In public corruption cases, councils often follow different legal strategies, based on whether they believe that the public interest is at stake. Councils in Bell Gardens and Huntington Park have decided to let alleged wrongdoers in their cities defend themselves.

Brown has said that he plans to report Cooley to the State Bar of California for allegedly contacting some of his clients improperly. Cooley's prosecutors no longer speak with Brown without a court reporter present.

In South Gate, a working-class city of 96,000, almost every elected official has been under investigation within the last year. Brown represents Robles, the city's perceived political boss, in two cases. In one, Robles was subpoenaed as part of a grand jury investigation last year that ended with two allies pleading no contest to electoral fraud charges.

Appearing before the grand jury in December, Robles invoked his 5th Amendment right against self-incrimination and did not testify. He made one other brief court appearance, and he was never charged with a crime.

Brown's firm billed South Gate for $78,000 during the month of Robles' grand jury appearance, and the fees escalated dramatically in the ensuing months. A review of one heavily edited billing statement obtained by The Times shows that Brown and his associates -- billing from $225 to $405 per hour -- worked 175 hours in March.

Prosecutors said that was after the grand jury proceedings had ended and Robles was not a suspect. The fees eventually topped more than $600,000.

Brown's bills continued to mount after Robles was charged in April with threatening to kill two state lawmakers.
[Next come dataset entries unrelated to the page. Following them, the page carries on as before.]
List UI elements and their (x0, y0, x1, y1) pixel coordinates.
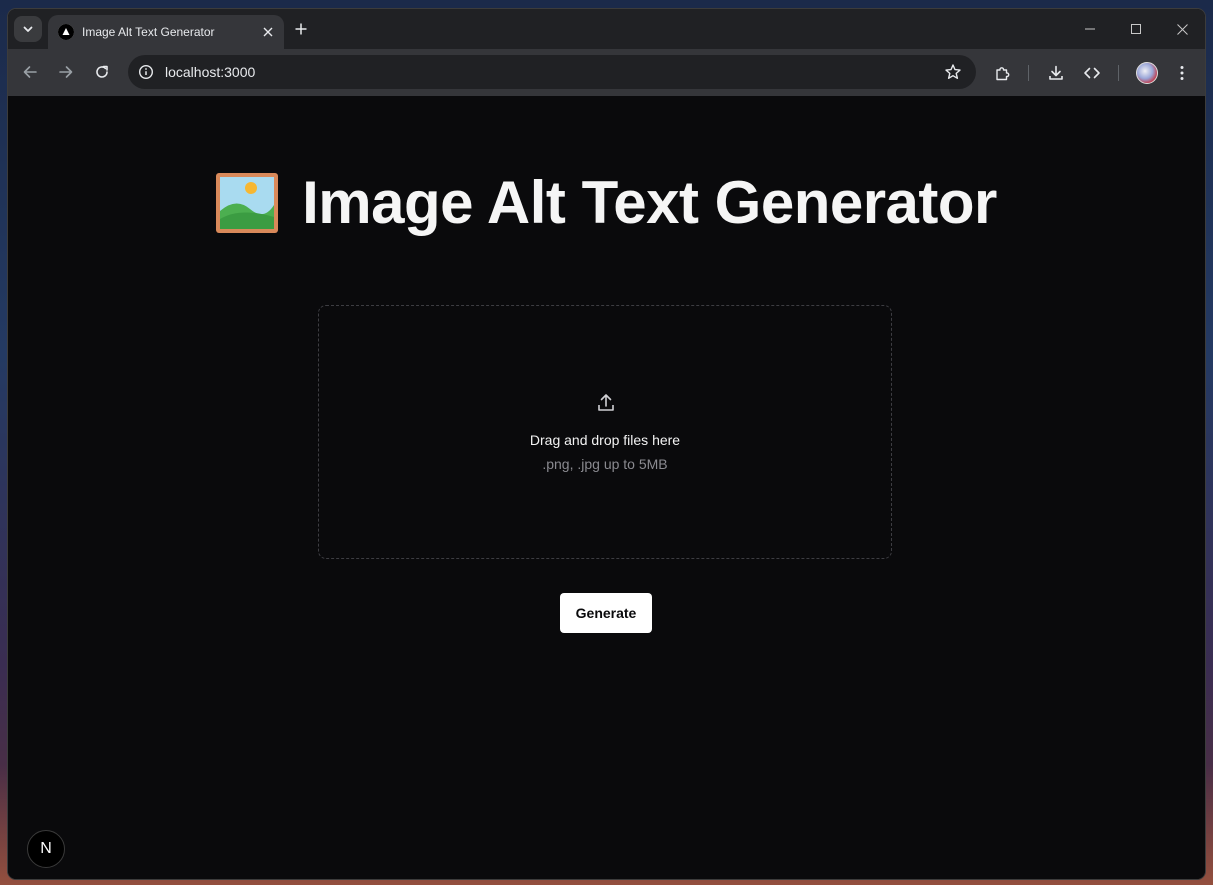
plus-icon (295, 23, 307, 35)
reload-icon (96, 65, 108, 78)
tab-title: Image Alt Text Generator (82, 25, 215, 39)
nextjs-dev-badge[interactable]: N (27, 830, 65, 868)
close-icon[interactable] (258, 22, 278, 42)
reload-button[interactable] (90, 60, 114, 84)
tab-strip: Image Alt Text Generator (8, 9, 1205, 49)
arrow-left-icon (23, 66, 37, 78)
nextjs-favicon-icon (58, 24, 74, 40)
generate-button[interactable]: Generate (560, 593, 652, 633)
arrow-right-icon (59, 66, 73, 78)
browser-toolbar: localhost:3000 (8, 49, 1205, 96)
toolbar-divider (1028, 65, 1029, 81)
address-bar[interactable]: localhost:3000 (128, 55, 976, 89)
profile-avatar[interactable] (1136, 62, 1158, 84)
code-icon[interactable] (1081, 62, 1103, 84)
browser-window: Image Alt Text Generator localhost:3000 … (8, 9, 1205, 879)
page-title: Image Alt Text Generator (302, 169, 997, 236)
toolbar-divider (1118, 65, 1119, 81)
chevron-down-icon (23, 26, 33, 32)
window-controls (1067, 9, 1205, 49)
forward-button[interactable] (54, 60, 78, 84)
puzzle-icon[interactable] (992, 62, 1014, 84)
framed-picture-icon (216, 172, 279, 233)
page-header: Image Alt Text Generator (8, 168, 1205, 237)
tab-search-button[interactable] (14, 16, 42, 42)
close-window-button[interactable] (1159, 9, 1205, 49)
upload-icon (598, 394, 614, 411)
new-tab-button[interactable] (290, 18, 312, 40)
maximize-icon (1131, 24, 1141, 34)
close-icon (1176, 23, 1188, 35)
info-icon[interactable] (137, 63, 155, 81)
maximize-button[interactable] (1113, 9, 1159, 49)
minimize-button[interactable] (1067, 9, 1113, 49)
minimize-icon (1085, 28, 1095, 30)
file-dropzone[interactable]: Drag and drop files here .png, .jpg up t… (318, 305, 892, 559)
dropzone-text: Drag and drop files here (529, 432, 681, 448)
kebab-menu-icon[interactable] (1171, 62, 1193, 84)
download-icon[interactable] (1045, 62, 1067, 84)
url-text: localhost:3000 (165, 64, 256, 80)
back-button[interactable] (18, 60, 42, 84)
page-content: Image Alt Text Generator Drag and drop f… (8, 96, 1205, 879)
tab-active[interactable]: Image Alt Text Generator (48, 15, 284, 49)
dropzone-subtext: .png, .jpg up to 5MB (542, 456, 668, 472)
star-icon[interactable] (944, 63, 962, 81)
Robles' critics thought that the city should refuse to pay for his defense.

Under state law, a public entity is not required to provide for the defense of an employee who is charged with a crime unless the illegal act is committed within the scope of the worker's official duties.

Newhouse, Brown's co-counsel, argued that the alleged death threats, even if true, were a form of protected political speech and that Robles was acting within his duties as city treasurer when he uttered them.